Pertencendo a uma geração posterior ao III Congresso, quero saudar aos camaradas cuja abnegação e espírito de sacrifício fizeram com que o nosso Partido percorresse, nos seus 32 anos de existência, um caminho de lutas gloriosas à frente da classe operária e do povo brasileiro.
Quero saudar muito especialmente ao querido camarada Prestes, guia e mestre do Partido Comunista do Brasil. É com os olhos fitos na vida exemplar do camarada Prestes que procuramos nos colocar à altura das grandes tarefas do nosso Partido, hoje condensadas no Programa do Partido.
No curso desses anos têm sido muitos os exemplos de dedicação e heroísmo das mulheres brasileiras à causa do proletariado.
Na história do movimento revolucionário brasileiro estão inscritos os nomes de algumas mártires : Olga Benário Prestes, sacrificada num campo de concentração nazista; Zélia Magalhães, assassinada em praça pública; Angelina Gonçalves, fuzilada quando participava das comemorações do 1º de Maio.
Inúmeros são os exemplos de heroínas anônimas.
São as mulheres dos ferroviários da Rede Mineira de Viação que se deitam no leito da estrada para impedir a saída de trens e a quebra da unidade da greve de seus esposos por aumento de salários e contra o regime do barracão.
São as mulheres do Rio Grande do Sul. cuja participação no movimento grevista de agosto de 1952 contribuiu valorosamente para que uma greve da classe operária se transformasse em greve de todo o povo.
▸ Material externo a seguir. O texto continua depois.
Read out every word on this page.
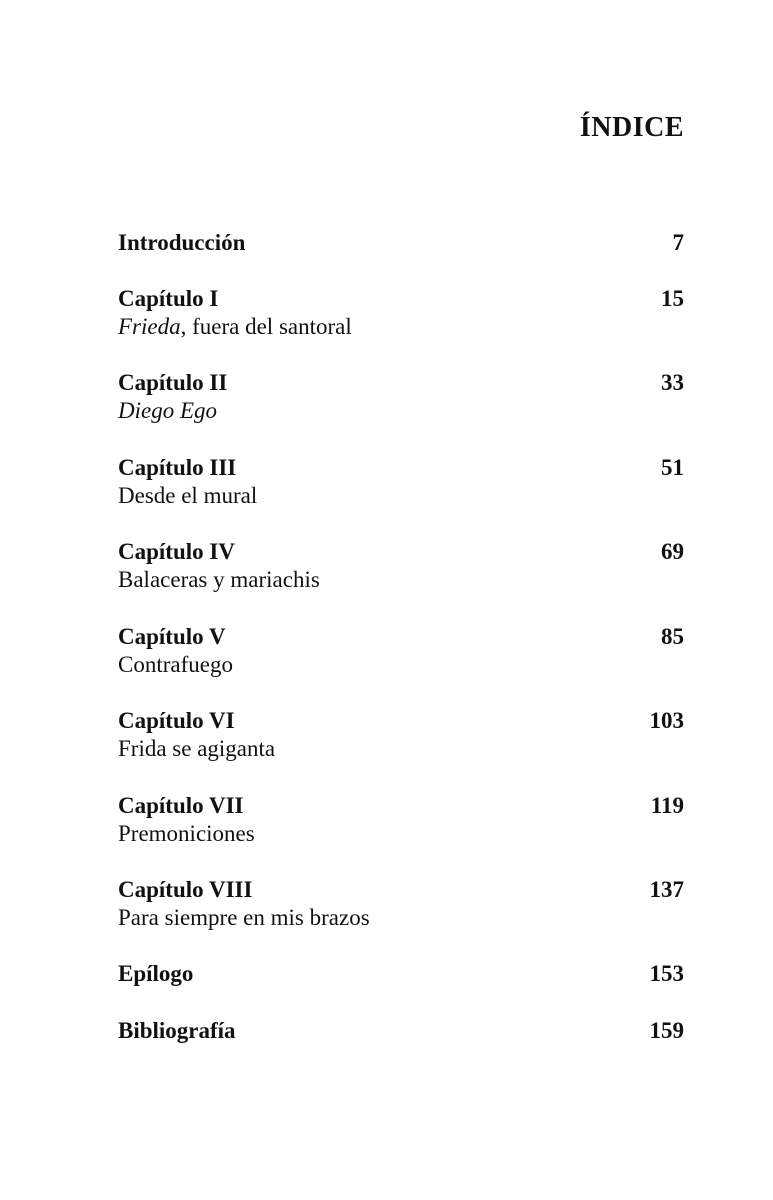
ÍNDICE
Introducción	7
Capítulo I	15
Frieda, fuera del santoral
Capítulo II	33
Diego Ego
Capítulo III	51
Desde el mural
Capítulo IV	69
Balaceras y mariachis
Capítulo V	85
Contrafuego
Capítulo VI	103
Frida se agiganta
Capítulo VII	119
Premoniciones
Capítulo VIII	137
Para siempre en mis brazos
Epílogo	153
Bibliografía	159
Uma companheira da cidade do Rio Grande dirigiu o povo à cadeia pública, arrancando da prisão o nosso vereador encarcerado.
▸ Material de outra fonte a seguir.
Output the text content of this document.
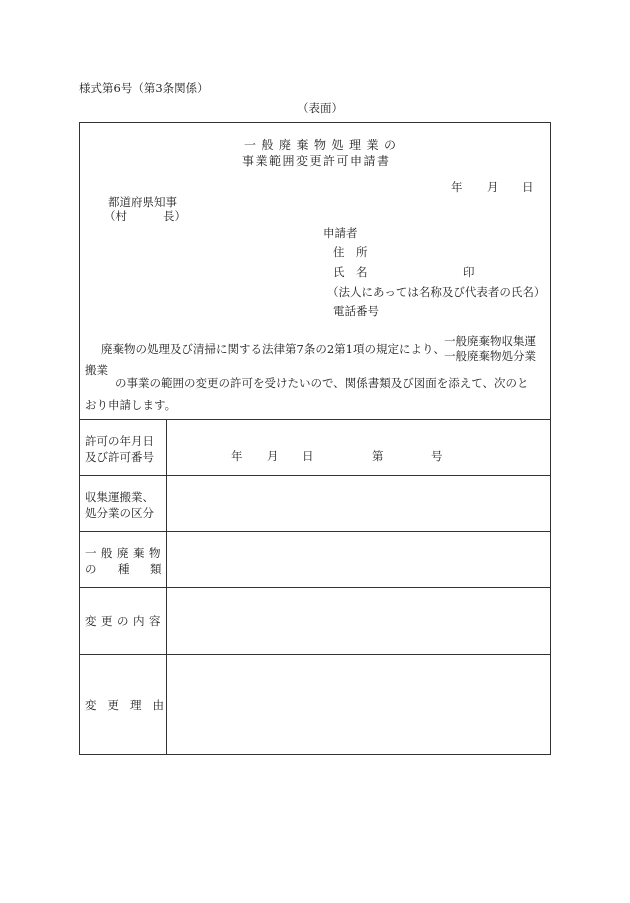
様式第6号（第3条関係）
（表面）
一般廃棄物処理業の
事業範囲変更許可申請書
年 月 日
都道府県知事
（村	長）
申請者
住　所
氏　名	印
（法人にあっては名称及び代表者の氏名）
電話番号
廃棄物の処理及び清掃に関する法律第7条の2第1項の規定により、
一般廃棄物収集運
一般廃棄物処分業
搬業
の事業の範囲の変更の許可を受けたいので、関係書類及び図面を添えて、次のと
おり申請します。
許可の年月日
及び許可番号	年 月 日	第	号
収集運搬業、
処分業の区分
一般廃棄物
の 種 類
変更の内容
変更理由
Participando de piquetes de greve, falando, insistindo e persuadindo, vale salientar a ação das mulheres do Distrito Federal e de Pernambuco nas greves dos têxteis e das mulheres paulistas no memorável movimento grevista de março de 1953 e na grandiosa greve geral de 2 de setembro último.
As mulheres brasileiras, graças a sua combatividade e espírito de iniciativa, muito contribuíram para impedir que os nossos soldados e marinheiros fossem enviados para a guerra da Coréia. É uma vitória que devemos assinalar em nossa contribuição à luta mundial em defesa da paz.
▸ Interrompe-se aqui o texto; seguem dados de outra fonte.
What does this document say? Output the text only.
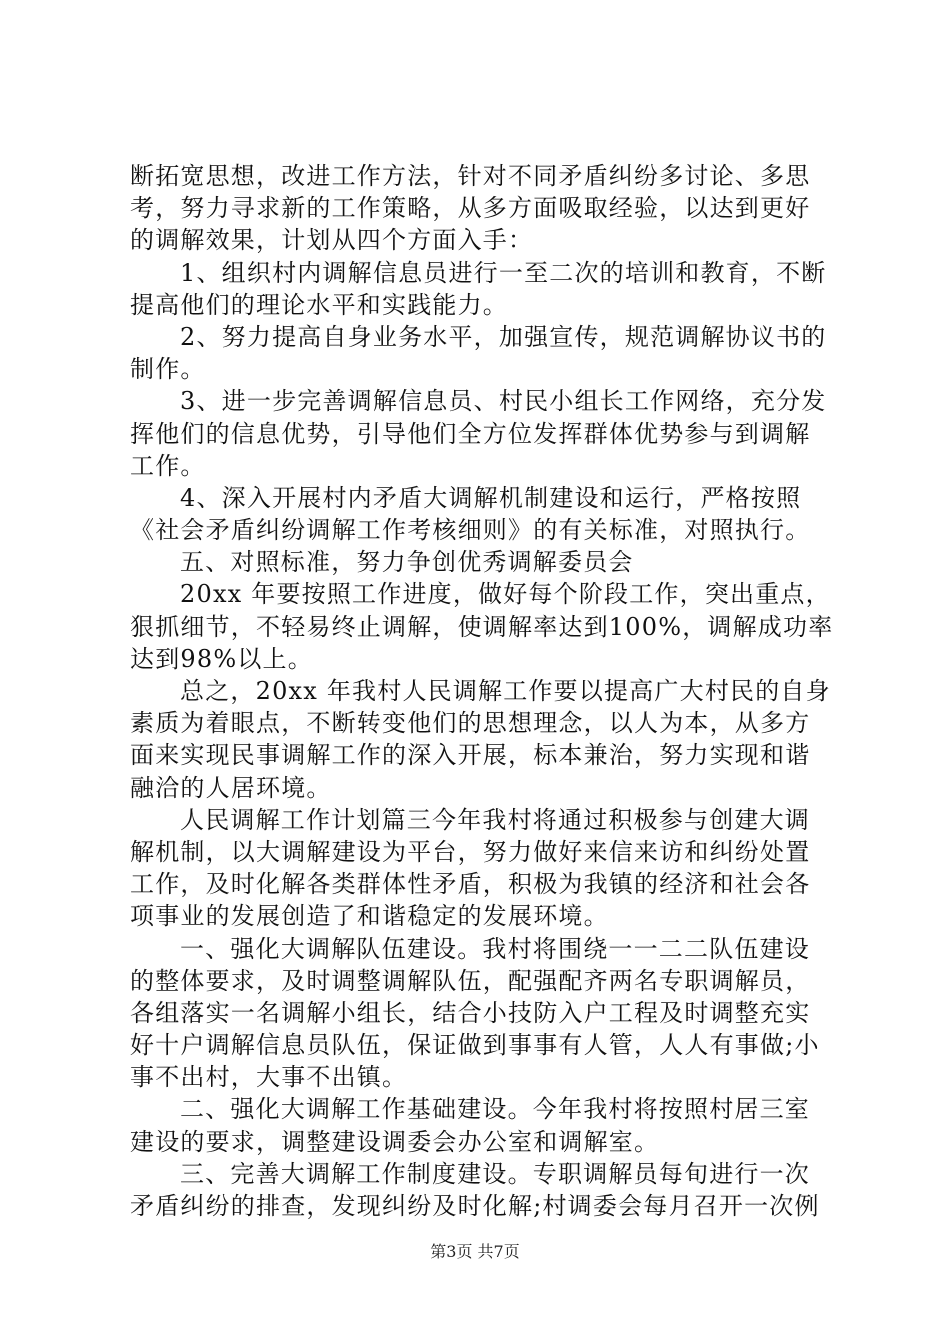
断拓宽思想，改进工作方法，针对不同矛盾纠纷多讨论、多思
考，努力寻求新的工作策略，从多方面吸取经验，以达到更好
的调解效果，计划从四个方面入手：
1、组织村内调解信息员进行一至二次的培训和教育，不断
提高他们的理论水平和实践能力。
2、努力提高自身业务水平，加强宣传，规范调解协议书的
制作。
3、进一步完善调解信息员、村民小组长工作网络，充分发
挥他们的信息优势，引导他们全方位发挥群体优势参与到调解
工作。
4、深入开展村内矛盾大调解机制建设和运行，严格按照
《社会矛盾纠纷调解工作考核细则》的有关标准，对照执行。
五、对照标准，努力争创优秀调解委员会
20xx 年要按照工作进度，做好每个阶段工作，突出重点，
狠抓细节，不轻易终止调解，使调解率达到100%，调解成功率
达到98%以上。
总之，20xx 年我村人民调解工作要以提高广大村民的自身
素质为着眼点，不断转变他们的思想理念，以人为本，从多方
面来实现民事调解工作的深入开展，标本兼治，努力实现和谐
融洽的人居环境。
人民调解工作计划篇三今年我村将通过积极参与创建大调
解机制，以大调解建设为平台，努力做好来信来访和纠纷处置
工作，及时化解各类群体性矛盾，积极为我镇的经济和社会各
项事业的发展创造了和谐稳定的发展环境。
一、强化大调解队伍建设。我村将围绕一一二二队伍建设
的整体要求，及时调整调解队伍，配强配齐两名专职调解员，
各组落实一名调解小组长，结合小技防入户工程及时调整充实
好十户调解信息员队伍，保证做到事事有人管，人人有事做;小
事不出村，大事不出镇。
二、强化大调解工作基础建设。今年我村将按照村居三室
建设的要求，调整建设调委会办公室和调解室。
三、完善大调解工作制度建设。专职调解员每旬进行一次
矛盾纠纷的排查，发现纠纷及时化解;村调委会每月召开一次例
第3页 共7页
Na greve dos 100.000 marítimos em junho de 1953, ou mais recentemente, no movimento grevista dos ferroviários da Leopoldina, a ação das mulheres junto aos grevistas impediu que os fura-greves quebrassem a unidade desses movimentos.
Nas manifestações populares de 24 e 25 de agosto último, em todo o país, estiveram as mulheres entre os manifestantes mais combativos. No Distrito Federal, foram as palavras dos jovens e mulheres comunistas que conduziram o povo à luta contra a Embaixada norte americana. Em tão formidáveis manifestações as mulheres foram não só ouvidas e atendidas, mas também recebidas com carinho e protegidas pelas massas.
Na preparação da Conferência Latino-Americana de Mulheres, os ataques da reação e toda a campanha caluniosa dirigida pelo Departamento de Estado norte-americano não conseguiram quebrar o ânimo e entusiasmo das mulheres, que conduziram vitoriosamente a tarefa até o fim.
Na recente campanha eleitoral, as companheiras do Distrito Federal, por exemplo, deram provas de dedicação e espírito de sacrifício. As companheiras do Méier iniciavam os comandos de casa em casa às 6 horas do manhã e iam até às 22 horas, chegando a percorrer diariamente 33 ruas. As companheiras do Catete, com um entusiasmo exemplar, dirigiram, altas horas da madrugada, grandes colagens de cartazes. As companheiras de Santa Tereza durante oito dias, estiveram com sua mesinha de distribuição de cédulas no Largo da Carioca. Foi a mesinha mais movimentada da cidade, contando com o apoio entusiástico e a solidariedade ativa da massa.
Sabemos, entretanto, que não basta a dedicação pessoal.
O trabalho do nosso Partido junto às massas femininas é ainda estreito. Falamos em dezenas e centenas, quando necessitamos de milhares de mulheres no Partido e milhões de mulheres para a luta democrática de libertação nacional.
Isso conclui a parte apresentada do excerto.